The 2020 Summer School will focus on the entanglements of law, art and politics. From statues of the Roman Emperors to Picasso’s Guernica, some of the world’s most celebrated works of art have been explicitly political. But in the twenty-first century everything has been disrupted – including law, including art, including politics. We live in a world obsessed by images and distrustful of politics; a world in which the public sphere is collapsing and private interests seem more powerful than ever. What, then, is the role of art in making and unmaking, representing and challenging the language of law and the power of politics? Can art disrupt the disruptors?
Starting from this contemporary
perspective, the school will offer a panorama of the dynamic intercourse
between law, art and politics across a variety of sites, contexts and periods.
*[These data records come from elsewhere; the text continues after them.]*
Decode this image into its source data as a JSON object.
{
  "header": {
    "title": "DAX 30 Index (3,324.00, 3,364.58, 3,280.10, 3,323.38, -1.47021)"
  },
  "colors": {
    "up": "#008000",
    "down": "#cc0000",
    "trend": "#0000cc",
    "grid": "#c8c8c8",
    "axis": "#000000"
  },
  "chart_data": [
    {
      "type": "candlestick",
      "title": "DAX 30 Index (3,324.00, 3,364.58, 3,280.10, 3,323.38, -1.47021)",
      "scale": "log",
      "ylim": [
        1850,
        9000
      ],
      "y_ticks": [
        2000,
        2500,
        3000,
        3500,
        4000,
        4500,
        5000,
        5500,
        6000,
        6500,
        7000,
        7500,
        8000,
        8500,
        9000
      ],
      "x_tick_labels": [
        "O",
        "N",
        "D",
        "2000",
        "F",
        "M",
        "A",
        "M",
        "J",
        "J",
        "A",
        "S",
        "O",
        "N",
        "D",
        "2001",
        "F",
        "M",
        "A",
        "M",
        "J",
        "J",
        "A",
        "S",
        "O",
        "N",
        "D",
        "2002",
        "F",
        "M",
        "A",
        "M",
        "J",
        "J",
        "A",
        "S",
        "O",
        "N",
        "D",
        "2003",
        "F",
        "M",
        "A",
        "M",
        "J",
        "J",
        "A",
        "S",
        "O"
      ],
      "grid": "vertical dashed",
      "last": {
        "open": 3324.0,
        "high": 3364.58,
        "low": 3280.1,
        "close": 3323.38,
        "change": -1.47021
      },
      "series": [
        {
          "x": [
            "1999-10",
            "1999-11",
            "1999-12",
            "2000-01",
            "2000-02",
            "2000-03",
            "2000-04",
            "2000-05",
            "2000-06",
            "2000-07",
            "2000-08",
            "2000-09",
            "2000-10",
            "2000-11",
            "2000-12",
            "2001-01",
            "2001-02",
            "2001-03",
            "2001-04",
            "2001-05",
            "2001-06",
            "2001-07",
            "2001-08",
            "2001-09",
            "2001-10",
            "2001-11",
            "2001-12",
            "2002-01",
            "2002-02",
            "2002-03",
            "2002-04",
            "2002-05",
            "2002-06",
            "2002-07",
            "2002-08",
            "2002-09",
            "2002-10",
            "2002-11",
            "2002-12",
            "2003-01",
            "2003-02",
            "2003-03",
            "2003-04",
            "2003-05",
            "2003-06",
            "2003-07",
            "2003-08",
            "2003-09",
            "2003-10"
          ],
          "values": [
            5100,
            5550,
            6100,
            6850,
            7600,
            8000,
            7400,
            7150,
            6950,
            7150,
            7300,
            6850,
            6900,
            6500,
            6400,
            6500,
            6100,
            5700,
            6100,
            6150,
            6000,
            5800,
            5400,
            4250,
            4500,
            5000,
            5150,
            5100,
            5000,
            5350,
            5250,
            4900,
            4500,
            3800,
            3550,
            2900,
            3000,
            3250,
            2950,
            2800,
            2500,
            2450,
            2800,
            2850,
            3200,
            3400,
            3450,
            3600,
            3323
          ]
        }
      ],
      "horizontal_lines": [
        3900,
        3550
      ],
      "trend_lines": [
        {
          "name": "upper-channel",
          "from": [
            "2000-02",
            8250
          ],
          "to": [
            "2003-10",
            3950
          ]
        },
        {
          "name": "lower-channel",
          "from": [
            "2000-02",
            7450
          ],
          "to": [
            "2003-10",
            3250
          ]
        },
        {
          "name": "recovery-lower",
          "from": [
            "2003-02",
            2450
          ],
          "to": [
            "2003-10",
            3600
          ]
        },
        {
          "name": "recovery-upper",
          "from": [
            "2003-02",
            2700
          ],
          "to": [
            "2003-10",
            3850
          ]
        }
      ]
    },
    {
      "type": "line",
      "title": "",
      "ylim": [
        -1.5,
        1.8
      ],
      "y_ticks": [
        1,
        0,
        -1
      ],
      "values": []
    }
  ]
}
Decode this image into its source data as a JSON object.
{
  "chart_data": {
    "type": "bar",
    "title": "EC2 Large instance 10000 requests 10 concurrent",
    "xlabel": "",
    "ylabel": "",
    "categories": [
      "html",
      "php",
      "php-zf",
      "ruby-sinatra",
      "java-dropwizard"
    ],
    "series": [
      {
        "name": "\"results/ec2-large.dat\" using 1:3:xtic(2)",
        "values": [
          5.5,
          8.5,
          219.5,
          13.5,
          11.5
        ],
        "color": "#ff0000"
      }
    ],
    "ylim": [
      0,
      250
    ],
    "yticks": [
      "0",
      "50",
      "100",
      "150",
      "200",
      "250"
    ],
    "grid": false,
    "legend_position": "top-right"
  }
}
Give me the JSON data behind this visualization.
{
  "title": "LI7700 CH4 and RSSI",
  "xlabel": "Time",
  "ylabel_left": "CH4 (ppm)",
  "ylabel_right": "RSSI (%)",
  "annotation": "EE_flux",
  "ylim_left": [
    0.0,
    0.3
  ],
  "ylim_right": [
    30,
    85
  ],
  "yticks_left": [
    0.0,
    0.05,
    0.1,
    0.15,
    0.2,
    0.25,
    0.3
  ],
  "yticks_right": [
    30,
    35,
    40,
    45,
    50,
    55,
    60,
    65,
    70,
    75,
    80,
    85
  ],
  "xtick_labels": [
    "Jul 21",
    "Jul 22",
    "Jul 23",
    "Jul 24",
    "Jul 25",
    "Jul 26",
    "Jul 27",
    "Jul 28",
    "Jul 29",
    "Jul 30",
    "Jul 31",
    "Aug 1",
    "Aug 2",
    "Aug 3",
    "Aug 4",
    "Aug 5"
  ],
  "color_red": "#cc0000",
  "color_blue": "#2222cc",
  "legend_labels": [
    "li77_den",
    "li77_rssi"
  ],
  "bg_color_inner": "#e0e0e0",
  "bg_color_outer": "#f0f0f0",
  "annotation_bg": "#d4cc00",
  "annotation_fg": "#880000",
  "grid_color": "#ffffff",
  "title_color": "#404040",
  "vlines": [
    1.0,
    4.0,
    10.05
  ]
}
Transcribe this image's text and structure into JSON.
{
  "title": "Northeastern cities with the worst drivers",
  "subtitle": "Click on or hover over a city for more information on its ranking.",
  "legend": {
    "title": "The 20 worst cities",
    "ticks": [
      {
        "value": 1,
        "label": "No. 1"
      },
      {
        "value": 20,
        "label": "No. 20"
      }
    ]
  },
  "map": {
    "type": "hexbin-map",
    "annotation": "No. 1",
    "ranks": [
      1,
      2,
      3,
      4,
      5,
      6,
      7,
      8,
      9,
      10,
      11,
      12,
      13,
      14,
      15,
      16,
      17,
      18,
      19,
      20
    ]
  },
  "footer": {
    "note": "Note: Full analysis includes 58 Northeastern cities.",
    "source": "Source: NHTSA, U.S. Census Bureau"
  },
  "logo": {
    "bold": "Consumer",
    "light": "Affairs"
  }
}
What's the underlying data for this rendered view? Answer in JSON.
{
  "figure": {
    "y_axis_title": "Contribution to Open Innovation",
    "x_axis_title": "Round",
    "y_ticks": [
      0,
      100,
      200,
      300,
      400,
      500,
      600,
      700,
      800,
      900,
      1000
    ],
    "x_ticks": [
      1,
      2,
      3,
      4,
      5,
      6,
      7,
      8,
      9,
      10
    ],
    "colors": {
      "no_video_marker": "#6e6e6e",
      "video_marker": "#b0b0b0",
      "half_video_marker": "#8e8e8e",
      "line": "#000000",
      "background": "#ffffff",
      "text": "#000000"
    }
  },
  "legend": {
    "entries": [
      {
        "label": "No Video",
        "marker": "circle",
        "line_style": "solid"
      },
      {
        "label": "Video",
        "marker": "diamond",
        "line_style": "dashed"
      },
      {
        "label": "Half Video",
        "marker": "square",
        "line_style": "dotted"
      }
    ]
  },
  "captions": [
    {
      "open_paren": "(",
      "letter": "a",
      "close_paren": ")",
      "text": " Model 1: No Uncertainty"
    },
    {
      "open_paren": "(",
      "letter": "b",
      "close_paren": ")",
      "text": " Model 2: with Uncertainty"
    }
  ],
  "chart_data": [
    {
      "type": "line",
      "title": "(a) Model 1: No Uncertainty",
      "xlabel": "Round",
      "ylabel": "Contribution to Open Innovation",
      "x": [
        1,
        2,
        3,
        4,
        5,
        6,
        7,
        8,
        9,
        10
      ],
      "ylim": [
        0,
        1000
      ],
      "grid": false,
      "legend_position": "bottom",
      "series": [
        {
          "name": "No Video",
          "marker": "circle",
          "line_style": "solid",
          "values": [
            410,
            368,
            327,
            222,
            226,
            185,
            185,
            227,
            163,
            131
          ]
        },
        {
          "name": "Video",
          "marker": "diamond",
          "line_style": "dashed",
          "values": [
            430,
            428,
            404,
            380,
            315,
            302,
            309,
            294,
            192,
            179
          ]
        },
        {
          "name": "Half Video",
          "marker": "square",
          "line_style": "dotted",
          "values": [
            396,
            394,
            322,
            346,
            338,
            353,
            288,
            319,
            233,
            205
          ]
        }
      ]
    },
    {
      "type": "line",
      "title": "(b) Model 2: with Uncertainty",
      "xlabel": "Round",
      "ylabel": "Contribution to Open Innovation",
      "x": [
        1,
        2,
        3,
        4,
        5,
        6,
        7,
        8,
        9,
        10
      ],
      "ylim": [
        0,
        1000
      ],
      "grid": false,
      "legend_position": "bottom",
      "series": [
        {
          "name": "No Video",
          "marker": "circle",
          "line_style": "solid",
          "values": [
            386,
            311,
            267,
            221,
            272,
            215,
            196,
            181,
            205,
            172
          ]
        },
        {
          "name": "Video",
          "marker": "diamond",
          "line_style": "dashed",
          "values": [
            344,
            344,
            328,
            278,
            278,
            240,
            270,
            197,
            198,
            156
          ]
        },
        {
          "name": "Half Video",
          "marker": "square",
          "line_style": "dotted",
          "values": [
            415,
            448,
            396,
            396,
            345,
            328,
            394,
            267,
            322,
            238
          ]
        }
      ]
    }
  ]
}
The programme will draw on the expertise of scholars working in different
research fields and across multiple critical traditions to address such
questions as:
- How do aesthetics and images shape the character of
law?
- What role does art play in transmitting legal and
political ideology, or in fostering critique and social change?
- How might we understand the relations between modes
of artistic cultural expression and legal identities?
- What are the effects of art’s material
manifestations on the law?
- How does art participate in, activate, or reflect
upon the imagining of legal futures?